Sweden’s Alecta said today that its traditional occupational pension product has a lower carbon footprint from equities than any of its main competitors, based on recent research it carried out on scope 1 and scope 2 figures from providers’ reports at the end of 2020.
The pension fund, Sweden’s largest, said its figures also showed that an average pension pot for a 40-year-old accounted for a footprint of more than a tonne of CO2e per year, compared with the consumption-based greenhouse gas emissions for the Swedish population of about nine tonnes of CO2e per person per year.
Commenting on the differences it had found in the carbon footprints from equities between Swedish occupational pension managers’ traditional pension insurance products, Alecta said the variations were large, and there was often a “difference of several hundred percent.”

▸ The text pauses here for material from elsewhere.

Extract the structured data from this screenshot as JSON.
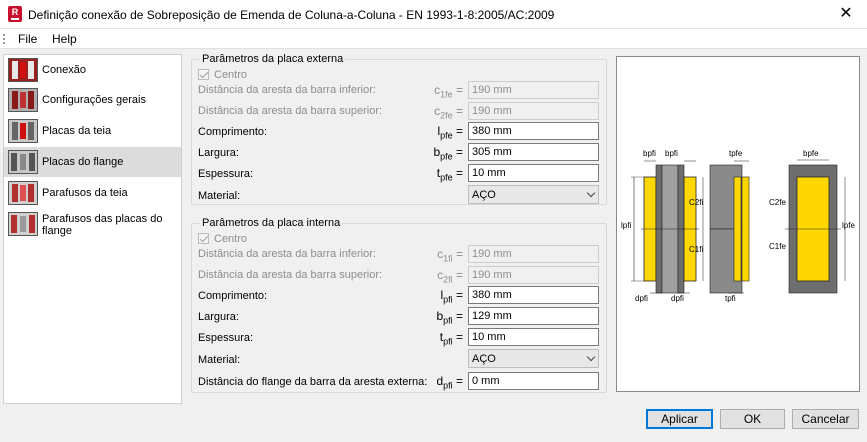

Peter Lööw, head of sustainability at Alecta Asset Management, said: “That Alecta can have such a low carbon footprint today is due to the fact that we have long carefully chosen which companies we want to invest our customers’ money in.”
He added that the firm believed in a limited index, with stakes in just over a hundred companies, and said that in order for it to become a long-term investor, a company should have either a low carbon footprint, or a credible climate action plan.
Alecta said it had been working to improve its scope three emissions reporting, adding that its own comparisons were based on scope one and two emissions from pension providers AMF, Folksam, KPA Pension, LänsföRSäkringar, Skandia, SEB and SPP.
The firm said reporting standards needed to improve, adding that it included scope 3 emissions in its own investment analysis and climate risk assessment, but that many companies did not report these figures, which it said made comparisons weak.
Last week, Alecta was slapped with a red light rating – the lowest of three traffic light categories – in consultancy Söderberg & Partners’ annual sustainability report, falling from its amber rating in last year’s report.
Alecta’s head of governance and sustainability, Carina Silberg, responded by saying her firm was disappointed by the rating, but did not recognise the assessment’s description given its investment strategy and ESG integration.